Marc Minkowski: La Juive była bezsprzecznie jedną z najpopularniejszych oper w XIX wieku. Kompozytorzy tacy jak Wagner czy też Berlioz uważali ją za egzemplaryczne dzieło. W XX wieku narastający antysemityzm i szczególnie II Wojna Światowa sprawiły, że ważne dzieła żydowskich kompozytorów musiały czekać na lepsze czasy. Gdy przestanie się wykonywać pewne dzieła traci się pewną ciągłość, tradycję wykonawczą i trudno do nich później wrócić od tak z dnia na dzień. Halévy ale także Meyerbeer musieli czekać dekady, aż znaleźli się dobrzy artyści, którzy odkryli na nowo ich dzieła. Potrzeba było też odważnych decyzji dyrektorów oper, aby przywrócić niektóre ważne dzieła. Warto zwrócić uwagę na praktyczne elementy. Dzieła Meyerbeera czy też Halévy’ego są często długie i wymagające. Opery Wagnera też są długie, ale melomani wiedzą czego oczekiwać. “Żydówka” może budzić czasem obawy ludzi, którzy jej nie znają, ale gdy jej posłuchamy jest ona jak piękny epicki film. “Żydówka” w czasie ostatnich dwóch dekad opera ta zaczęła się pojawiać na najważniejszych scenach operowych. Myślę, że opera ta wkrótce znów zajmie należne jej miejsce w kanonie operowym.

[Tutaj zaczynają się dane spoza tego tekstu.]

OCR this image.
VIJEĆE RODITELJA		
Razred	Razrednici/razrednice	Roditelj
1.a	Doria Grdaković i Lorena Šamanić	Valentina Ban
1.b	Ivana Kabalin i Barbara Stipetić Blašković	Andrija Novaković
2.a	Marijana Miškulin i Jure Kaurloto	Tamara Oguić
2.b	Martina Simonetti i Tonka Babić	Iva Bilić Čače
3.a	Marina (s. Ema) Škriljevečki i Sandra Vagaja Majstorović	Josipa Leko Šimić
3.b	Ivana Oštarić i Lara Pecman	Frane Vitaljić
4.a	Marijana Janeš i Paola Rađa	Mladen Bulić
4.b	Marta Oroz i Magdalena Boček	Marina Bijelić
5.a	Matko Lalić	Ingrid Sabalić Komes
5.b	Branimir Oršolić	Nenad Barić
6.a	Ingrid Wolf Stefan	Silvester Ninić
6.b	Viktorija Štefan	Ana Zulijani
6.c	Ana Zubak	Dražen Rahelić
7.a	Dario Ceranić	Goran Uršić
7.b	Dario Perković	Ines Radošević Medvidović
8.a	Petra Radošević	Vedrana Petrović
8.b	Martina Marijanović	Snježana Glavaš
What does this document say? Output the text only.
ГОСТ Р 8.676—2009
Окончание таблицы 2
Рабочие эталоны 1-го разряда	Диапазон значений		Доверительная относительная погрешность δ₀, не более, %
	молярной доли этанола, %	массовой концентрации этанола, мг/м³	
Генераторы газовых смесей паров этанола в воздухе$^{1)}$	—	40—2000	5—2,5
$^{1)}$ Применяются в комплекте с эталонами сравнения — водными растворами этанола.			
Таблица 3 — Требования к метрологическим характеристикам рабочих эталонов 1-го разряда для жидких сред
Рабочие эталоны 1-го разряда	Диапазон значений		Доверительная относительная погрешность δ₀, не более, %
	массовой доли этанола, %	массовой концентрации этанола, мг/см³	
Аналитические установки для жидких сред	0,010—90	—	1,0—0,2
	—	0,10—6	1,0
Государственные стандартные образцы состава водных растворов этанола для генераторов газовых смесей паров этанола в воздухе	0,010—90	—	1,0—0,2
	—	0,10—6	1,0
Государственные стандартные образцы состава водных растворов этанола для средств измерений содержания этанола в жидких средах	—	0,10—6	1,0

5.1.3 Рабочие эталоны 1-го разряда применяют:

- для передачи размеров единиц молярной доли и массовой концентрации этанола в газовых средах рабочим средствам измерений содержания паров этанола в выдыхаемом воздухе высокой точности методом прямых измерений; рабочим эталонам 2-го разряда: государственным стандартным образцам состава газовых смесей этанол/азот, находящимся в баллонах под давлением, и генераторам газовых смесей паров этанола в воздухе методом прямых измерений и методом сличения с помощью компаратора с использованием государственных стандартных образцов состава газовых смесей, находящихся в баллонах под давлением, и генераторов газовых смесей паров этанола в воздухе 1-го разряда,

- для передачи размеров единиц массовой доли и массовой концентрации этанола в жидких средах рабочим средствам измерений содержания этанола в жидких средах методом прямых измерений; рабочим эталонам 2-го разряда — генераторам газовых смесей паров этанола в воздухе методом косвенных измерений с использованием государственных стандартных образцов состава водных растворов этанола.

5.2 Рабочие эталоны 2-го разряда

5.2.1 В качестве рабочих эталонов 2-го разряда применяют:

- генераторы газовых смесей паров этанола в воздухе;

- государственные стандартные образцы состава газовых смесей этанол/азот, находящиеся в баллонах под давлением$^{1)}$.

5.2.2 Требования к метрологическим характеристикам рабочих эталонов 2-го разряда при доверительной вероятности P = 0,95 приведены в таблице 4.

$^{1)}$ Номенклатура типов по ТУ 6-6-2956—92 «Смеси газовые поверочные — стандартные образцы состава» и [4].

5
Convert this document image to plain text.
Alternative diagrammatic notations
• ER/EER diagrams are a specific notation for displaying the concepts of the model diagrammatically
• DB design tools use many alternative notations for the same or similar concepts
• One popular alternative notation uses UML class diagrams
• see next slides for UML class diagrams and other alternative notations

Niektórzy twierdzą, że dziś nie ma już artystów, którzy mogą właściwie wykonać opery takie jak “Żydówka”. Co sprawia, że opera ta jest trudna do wykonania?
MM: Oczywiście jest to nieprawda, ale opinie te wywodzą się z faktu, iż nie było ciągłości wykonawczej w przypadku niektórych dzieł z gatunku grand oper. Obecnie śpiewacy są szkoleni w wykonawstwie włoskiej opery, szczególnie Verdiego, Pucciniego, wielu specjalizuje się w interpretacjach muzyki Wagnera. Opery Halévy’ego stawiają inne wymagania przed wykonawcami. W tym przypadku artyści muszą mieć świetne wyczucie francuskiej deklamacji, wokalną energię i wytrzymałość, ale także pewną lekkość, gdyż są tutaj elementy bel canta. Dla dzisiejszych śpiewaków tego typu repertuar może nie wydawać się naturalnym wyborem, ale jestem przekonany, że z czasem ten typ opery na stałe zagości w repertuarach teatrów operowych.
W XX i XIX wieku “Żydówka” była wykonywana na różne sposoby. Są klasyczne nagrania tego dzieła, które prezentują muzykę Halévy’ego jako ciężką i dramatyczną. Jak ty odczytujesz muzykę Halévy’ego?
MM: Dla mnie ważne jest aby odczytać partyturę Halévy’ego w jej kontekście historycznym, ale zarazem aby zaprezentować współczesnemu widzowi pasjonujące przedstawienie. Halévy czerpał z wcześniejszej muzyki francuskiej, szczególnie z Glucka. Gluck był modelem dla grand opera. Ważny był również w tym kontekście Mozart. Miał on spory wpływ na XIX wieczną operę. Oczywiście są tutaj też elementy włoskiego bel canta. Zarazem warto wspomnieć, że na przykład Wagner dyrygował “Żydówką” i często była ona odczytywana w duchu romantycznym. Aby właściwie zinterpretować muzykę Halévy’ego potrzeba wiedzy o historii muzyki i tradycji wykonawczej. Opera ta nie jest ciężka, jest ona niezwykla dramatyczna. Jest w niej coś cielesnego, fizycznego, pewna bezpośredniość. Jest to wspaniały spektakl, apokaliptyczny i bardzo emocjonalny.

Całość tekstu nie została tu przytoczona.